A couple of weeks ago, I participated in the inaugural Belmont Artwalk, an outdoor exhibit in our neighborhood. Over 30 artists took part, which was a good number for this first-ever event. The street was closed to traffic in Cushing Square for the day, and people could walk around leisurely to view the art. It was a great community event with festive energy.
I used metal gridwall panels to display my art. I bought them at Joslin Displays in Wilmington, MA, where they are available in various sizes and colors. Mine are 2′ wide x 4′ tall, so that they fit into my car with the back seat down. They are sturdy and easy to set up (it takes only a few minutes to screw on the legs). The art hangs on “S” hooks, which can be positioned anywhere on the panel.

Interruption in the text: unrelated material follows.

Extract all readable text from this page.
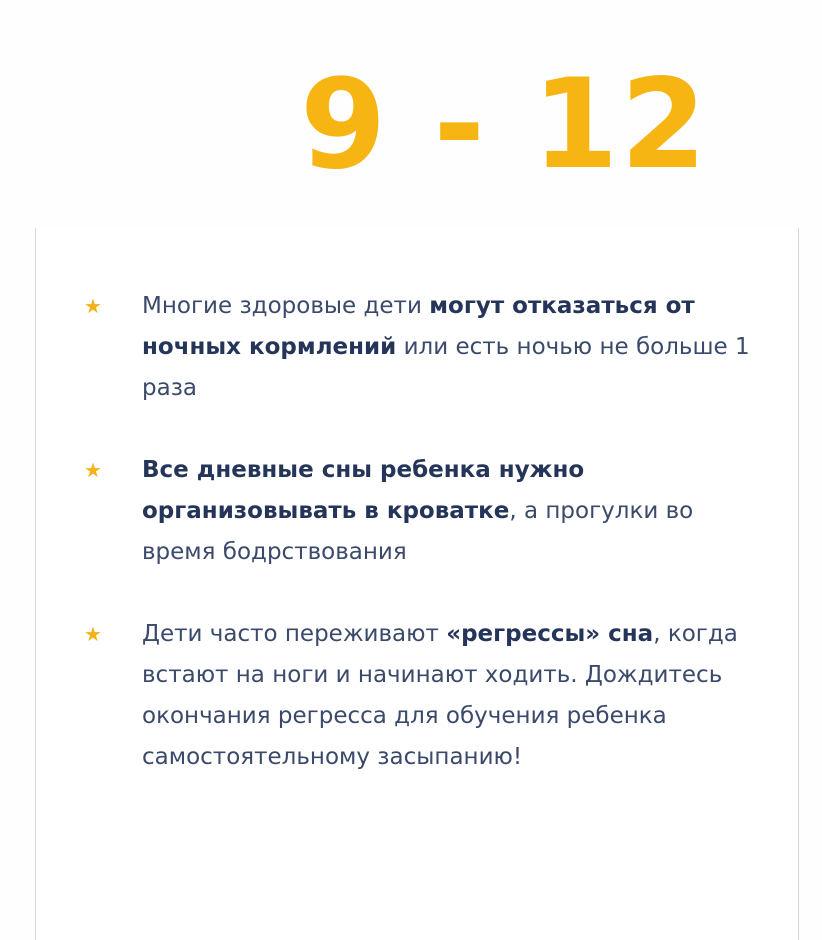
9 - 12
★ Многие здоровые дети могут отказаться от ночных кормлений или есть ночью не больше 1 раза
★ Все дневные сны ребенка нужно организовывать в кроватке, а прогулки во время бодрствования
★ Дети часто переживают «регрессы» сна, когда встают на ноги и начинают ходить. Дождитесь окончания регресса для обучения ребенка самостоятельному засыпанию!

The weather was warm with a mixture of sun and clouds. Although we were fortunate there was no rain, the wind was very strong. My gridwalls held up just fine, but my nerves were on edge all day because of the continual clanging of the framed art against the gridwalls. One of my unframed pieces flew off the “S” hook. I then taped the bottom of the unframed pieces to the gridwall and never had to worry about them again.
Other artists were not so lucky. One watercolorist displayed several small, framed pieces on a bookcase that fit on top of her table. That bookcase fell over several times and then it finally broke apart. I was admiring the way an oil painter hung his artwork on long poles attached to the top of his tent, until the wind spun the artwork around the poles and several pieces dropped. Throughout the day, I’d wince whenever I heard a crash, because a nearby ceramicist had lost another piece of pottery.
But, you know what? The wind was my only problem, and I hope that was true for the other participants. Plenty of people came. Although I didn’t sell any originals, I did sell many cards; enough to cover my costs and make a minor profit. For me, these events are not just about the selling, they are also about showing my art in a public space, talking with people about my art, and sharing ideas and techniques.
There were few logistical glitches with the event. Overall, it went smoothly. Shop owners were friendly and welcoming. Everyone showed up to do what they were supposed to do. Police were very helpful and supportive. There are just a couple of things that could be improved:
- The communications between the organizers and the artists was not always clear and timely.
- Publicity could be increased to nonprint media.
I entered into this experience as a leap of faith, I came out of it exhausted and happy. Perhaps the greatest reward was seeing people really looking at my artwork, not just glancing at it. Knowing that many of them are my neighbors made my smile even wider.